After controversy, NJ Catholic school reinstates teacher with plea for 'truth and charity'

Share |
Increase font size Decrease font size

Credit: Valley Library via Flickr (CC BY-NC-SA 2.0).

A New Jersey Catholic school has reinstated a teacher who was the focus of media controversy over her social media posts critical of LGBT advocacy. The school stressed the need for a positive presentation of the Catholic faith while also lamenting “hurtful” media coverage about the teacher.

Immaculata High School in Somerville, N.J., said that all issues related to theology teacher Patricia Jannuzzi’s employment are “resolved.”

Monsignor Seamus Brennan, the school’s director, said he and principal Jean Kline had decided to reinstate Jannuzzi. He said the school’s position is that a Catholic school teacher “must always communicate the faith in a way that is positive and never hurtful.”

“Tone and choice of words matter and I trust Mrs. Jannuzzi’s stated promise to strive always to teach in a spirit of truth and charity,” he said in an April 10 statement.

Msgr. Brennan cited Jannuzzi’s “otherwise good reputation as an educator” over her three decades at the school. He said the matter had been “a personnel and not a theological issue,” saying that the school has always been united in its understanding of and commitment to Catholic teaching.

David Oakley, the 57-year-old teacher’s attorney, said that he and his client were “grateful to the school for engaging in the process.” Her family, fearing she would lose her job, had started an online crowdfunding effort. Oakley said the money raised would be returned, MyCentralJersey.com reports.

An April 10 letter to parents from Kline, the school’s principal, said much of the media coverage was “erroneous and hurtful” towards Jannuzzi.

In early March, Jannuzzi had posted on Facebook a link to a web page critical of LGBT activist and sex columnist Dan Savage’s response to political commentator Ben Carson’s claim that homosexuality was chosen. Savage had responded by suggesting that Carson perform a homosexual act on him in the presence of a camera crew.

A screenshot of Jannuzzi’s post was taken by one of her critics. The post criticizes Savage’s comments as being part of an “agenda” in which LGBT activists will claim they are “born this way.” When they win constitutional protections, she suggested, these activists will argue “everyone should be able to choose being (the) gay or lesbian lifestyle.”

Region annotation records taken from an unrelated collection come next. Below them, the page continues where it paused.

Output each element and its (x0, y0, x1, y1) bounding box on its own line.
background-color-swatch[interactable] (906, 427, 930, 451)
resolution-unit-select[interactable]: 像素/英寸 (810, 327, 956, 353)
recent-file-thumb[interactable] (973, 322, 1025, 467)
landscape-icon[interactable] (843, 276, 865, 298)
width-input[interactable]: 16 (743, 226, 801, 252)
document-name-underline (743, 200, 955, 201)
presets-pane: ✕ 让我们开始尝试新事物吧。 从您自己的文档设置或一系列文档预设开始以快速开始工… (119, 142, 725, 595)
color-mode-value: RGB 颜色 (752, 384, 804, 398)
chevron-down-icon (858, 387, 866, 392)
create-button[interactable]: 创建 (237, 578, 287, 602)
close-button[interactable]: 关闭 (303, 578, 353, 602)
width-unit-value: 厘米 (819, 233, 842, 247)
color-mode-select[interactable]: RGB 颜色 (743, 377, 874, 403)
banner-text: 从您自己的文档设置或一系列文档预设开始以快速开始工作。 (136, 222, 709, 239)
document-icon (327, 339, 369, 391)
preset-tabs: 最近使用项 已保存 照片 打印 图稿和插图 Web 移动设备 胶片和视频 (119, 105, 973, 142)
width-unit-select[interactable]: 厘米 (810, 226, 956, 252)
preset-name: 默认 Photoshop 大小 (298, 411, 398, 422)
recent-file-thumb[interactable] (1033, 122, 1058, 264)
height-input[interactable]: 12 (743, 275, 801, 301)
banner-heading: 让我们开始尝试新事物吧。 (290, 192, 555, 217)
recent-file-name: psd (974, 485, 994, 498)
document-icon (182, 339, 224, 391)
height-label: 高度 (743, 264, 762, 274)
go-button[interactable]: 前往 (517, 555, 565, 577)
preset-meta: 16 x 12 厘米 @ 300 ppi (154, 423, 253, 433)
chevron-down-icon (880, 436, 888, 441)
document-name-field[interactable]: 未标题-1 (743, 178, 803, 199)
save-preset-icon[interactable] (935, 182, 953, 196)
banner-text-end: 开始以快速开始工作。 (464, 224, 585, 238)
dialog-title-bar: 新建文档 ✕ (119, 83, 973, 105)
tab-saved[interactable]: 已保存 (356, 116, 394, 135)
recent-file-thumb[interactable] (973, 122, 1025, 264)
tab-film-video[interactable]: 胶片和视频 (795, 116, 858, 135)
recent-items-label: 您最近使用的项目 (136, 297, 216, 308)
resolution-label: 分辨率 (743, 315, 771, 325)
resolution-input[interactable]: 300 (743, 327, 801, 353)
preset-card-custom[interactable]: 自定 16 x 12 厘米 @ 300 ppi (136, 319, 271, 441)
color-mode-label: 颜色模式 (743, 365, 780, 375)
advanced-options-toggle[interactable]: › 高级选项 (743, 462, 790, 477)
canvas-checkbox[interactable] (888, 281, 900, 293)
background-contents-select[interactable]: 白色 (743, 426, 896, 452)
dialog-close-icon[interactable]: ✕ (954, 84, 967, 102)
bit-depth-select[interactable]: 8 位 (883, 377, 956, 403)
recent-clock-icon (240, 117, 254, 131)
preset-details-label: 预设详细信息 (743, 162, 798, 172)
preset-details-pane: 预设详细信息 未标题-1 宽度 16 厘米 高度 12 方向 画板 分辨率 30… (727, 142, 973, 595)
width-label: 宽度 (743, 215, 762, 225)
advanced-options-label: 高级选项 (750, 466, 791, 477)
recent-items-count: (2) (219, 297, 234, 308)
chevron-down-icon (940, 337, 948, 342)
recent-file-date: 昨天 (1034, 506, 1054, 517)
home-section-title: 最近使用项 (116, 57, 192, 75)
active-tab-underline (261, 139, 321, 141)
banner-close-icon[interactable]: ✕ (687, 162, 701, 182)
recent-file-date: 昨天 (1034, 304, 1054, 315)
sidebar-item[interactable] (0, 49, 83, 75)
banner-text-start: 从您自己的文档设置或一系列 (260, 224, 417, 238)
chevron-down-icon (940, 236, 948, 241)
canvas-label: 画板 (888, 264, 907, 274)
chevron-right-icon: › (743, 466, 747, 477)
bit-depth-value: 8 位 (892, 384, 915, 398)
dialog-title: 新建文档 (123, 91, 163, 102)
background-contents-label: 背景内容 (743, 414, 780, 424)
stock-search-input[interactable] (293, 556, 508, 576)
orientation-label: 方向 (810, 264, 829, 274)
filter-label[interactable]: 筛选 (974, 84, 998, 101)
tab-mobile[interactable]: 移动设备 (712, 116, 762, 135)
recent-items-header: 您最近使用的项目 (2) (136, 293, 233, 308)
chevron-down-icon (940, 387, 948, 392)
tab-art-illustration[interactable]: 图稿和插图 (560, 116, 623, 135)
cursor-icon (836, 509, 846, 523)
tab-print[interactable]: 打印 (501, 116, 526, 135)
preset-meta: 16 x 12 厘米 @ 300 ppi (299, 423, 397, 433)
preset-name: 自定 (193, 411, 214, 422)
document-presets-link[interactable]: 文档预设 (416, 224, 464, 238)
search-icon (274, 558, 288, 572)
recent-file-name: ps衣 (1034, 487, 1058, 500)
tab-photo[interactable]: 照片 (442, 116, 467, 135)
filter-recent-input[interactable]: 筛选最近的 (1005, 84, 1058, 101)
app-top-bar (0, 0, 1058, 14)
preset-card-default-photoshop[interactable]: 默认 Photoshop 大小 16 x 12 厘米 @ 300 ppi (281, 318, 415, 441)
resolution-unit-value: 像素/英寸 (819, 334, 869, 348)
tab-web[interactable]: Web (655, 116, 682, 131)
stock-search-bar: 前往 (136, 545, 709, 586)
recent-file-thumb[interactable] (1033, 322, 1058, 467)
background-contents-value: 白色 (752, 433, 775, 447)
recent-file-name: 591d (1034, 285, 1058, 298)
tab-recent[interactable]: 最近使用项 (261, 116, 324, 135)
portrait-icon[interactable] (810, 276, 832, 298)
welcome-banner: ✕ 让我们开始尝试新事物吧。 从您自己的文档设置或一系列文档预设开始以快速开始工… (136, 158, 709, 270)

“In other words they want to reengineer western (civilization) into a slow extinction. We need healthy families with a mother and a father for the sake of the children and humanity!” she said.

Several now-prominent former students of Jannuzzi criticized this post on social media.

Greg Bennett, a former cast member of the reality TV show Real Housewives of New Jersey, tweeted a screenshot of her comments to over 160,000 followers on Twitter March 8 and to over 70,000 followers on Instagram on March 9.

Another former student, Scott Lyons, wrote an open letter to Jannuzzi that his aunt, movie star Susan Sarandon, shared with 600,000 of her Facebook followers.

Some media reports characterized the teacher’s posts as “anti-gay.” Some of the teacher’s other social media posts criticized “gay marriage.”

Jannuzzi was put on administrative leave with pay and benefits, according to the diocese’s bishop. Bishop Paul G. Bootkoski of Metuchen published a March 20 statement saying Jannuzzi’s comments were “disturbing” and “do not reflect the Church’s teachings of acceptance.”

He also said that there were some “misstatements” about Jannuzzi and denied she had been terminated.

Jannuzzi’s attorney on March 23 had told reporters that the diocesan lawyers had indicated his client would never return to the school.

A lay Catholic group had bought radio ads defending the teacher.

The Diocese of Metuchen has adopted anti-bullying policies that mirror those of New Jersey public schools, MyCentralJersey.com reported in July 2014. The state laws, which were expanded in 2011, include protections for sexual orientation and gender identity and expression.